Jon Hinson (March 16, 1942 - July 21, 1995) was a politician from the state of Mississippi. Hinson was born in Tylertown, Mississippi, and he graduated from the University of Mississippi in Oxford. Hinson was an aide to Representatives Charles Griffin, Democrat, and Thad Cochran, Republican. Hinson was elected to the House of Representatives as a Republican in 1978, when he was 36. Cochran vacated the seat because he was elected to the U.S. Senate.
During his re-election campaign in 1980, Hinson admitted that he had been arrested for committing an obscene act, exposing himself to an undercover policeman, at the Iwo Jima Memorial. Hinson denied that he was homosexual and blamed his problems on alcoholism. He said that he had reformed and refused to yield to demands that he resign. He won re-election with 39 percent of the vote because an independent candidate split the Democrat vote.
Hinson, who was then married to Cynthia Hinson, was arrested on February 4, 1981 and he was charged with oral sodomy for performing oral sex on a male employee of the Library of Congress in the restroom of the House of Representatives. Hinson resigned from Congress on April 13, 1981. Soon afterwards, he acknowledged that he was homosexual. The marriage ended, and he became an activist for homosexual causes. Hinson died of respiratory failure resulting from AIDS in Silver Spring, Maryland at the age of 53.
Hinson rose from relative political obscurity to win Mississippi's Fourth Congressional District seat in 1978 as a conservative Republican. He resigned on April 13, 1981, early in his second term. He said that his resignation had been "the most painful and difficult decision of my life."
He later helped to organize the lobbying group "Virginians for Justice" and fought against the ban on gays in the military. He also was a founding member of the Fairfax Lesbian and Gay Citizens Association in Fairfax County.

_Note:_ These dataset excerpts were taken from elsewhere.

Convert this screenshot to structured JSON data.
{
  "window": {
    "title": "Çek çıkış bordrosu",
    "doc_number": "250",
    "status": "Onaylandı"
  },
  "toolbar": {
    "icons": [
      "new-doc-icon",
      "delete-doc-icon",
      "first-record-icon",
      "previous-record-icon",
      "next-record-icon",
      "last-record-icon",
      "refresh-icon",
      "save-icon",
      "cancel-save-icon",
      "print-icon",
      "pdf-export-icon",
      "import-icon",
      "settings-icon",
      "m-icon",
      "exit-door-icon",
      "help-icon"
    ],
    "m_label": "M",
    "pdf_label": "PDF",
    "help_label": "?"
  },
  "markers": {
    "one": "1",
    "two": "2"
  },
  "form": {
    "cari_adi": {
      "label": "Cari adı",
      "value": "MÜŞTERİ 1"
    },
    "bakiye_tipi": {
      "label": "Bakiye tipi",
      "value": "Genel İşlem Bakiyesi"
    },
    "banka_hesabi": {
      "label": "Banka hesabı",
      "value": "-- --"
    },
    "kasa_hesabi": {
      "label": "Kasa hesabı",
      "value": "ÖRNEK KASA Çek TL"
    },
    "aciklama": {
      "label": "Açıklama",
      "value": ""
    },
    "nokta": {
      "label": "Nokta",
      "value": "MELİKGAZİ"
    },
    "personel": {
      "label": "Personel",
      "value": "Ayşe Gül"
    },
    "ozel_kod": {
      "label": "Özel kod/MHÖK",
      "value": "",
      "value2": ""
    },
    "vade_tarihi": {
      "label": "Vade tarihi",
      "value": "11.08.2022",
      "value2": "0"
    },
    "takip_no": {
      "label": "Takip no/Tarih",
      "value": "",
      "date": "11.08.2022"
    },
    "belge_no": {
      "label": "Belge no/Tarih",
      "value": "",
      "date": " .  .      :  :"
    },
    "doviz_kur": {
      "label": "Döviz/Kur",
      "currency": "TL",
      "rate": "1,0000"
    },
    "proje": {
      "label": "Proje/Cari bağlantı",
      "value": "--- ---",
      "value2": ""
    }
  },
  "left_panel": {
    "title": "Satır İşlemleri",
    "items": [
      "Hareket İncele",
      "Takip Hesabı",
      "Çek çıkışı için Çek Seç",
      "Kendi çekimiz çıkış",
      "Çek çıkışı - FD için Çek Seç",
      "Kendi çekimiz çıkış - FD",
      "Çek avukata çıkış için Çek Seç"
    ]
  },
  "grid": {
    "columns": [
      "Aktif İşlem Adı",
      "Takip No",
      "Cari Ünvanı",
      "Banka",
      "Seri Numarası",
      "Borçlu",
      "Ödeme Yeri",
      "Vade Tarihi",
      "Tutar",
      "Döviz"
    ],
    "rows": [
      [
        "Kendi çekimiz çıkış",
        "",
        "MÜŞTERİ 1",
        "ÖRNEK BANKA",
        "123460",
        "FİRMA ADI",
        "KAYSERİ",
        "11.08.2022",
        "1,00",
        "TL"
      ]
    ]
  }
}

He never returned to Mississippi but lived quietly in the Washington area, first in Alexandria, Virginia, and then Silver Spring.
Hinson also disclosed that he survived a 1977 fire that killed nine people at the Cinema Follies, a Washington theater that catered to a gay clientele. He was rescued from under a pile of bodies -- one of only four men who survived.
In an article last year for the Washington Blade, a gay newspaper, Hinson wrote that when first elected to Congress, he was "still closeted and into heavy denial."
Hinson's body was cremated, and the ashes were buried in Tylertown after a private service. Hinson, by then divorced, was survived by a brother, Robert Hinson, in Gulfport, Mississippi.
He was succeeded in Congress by Wayne Dowdy, a Democrat, who won the special election held in the summer of 1981.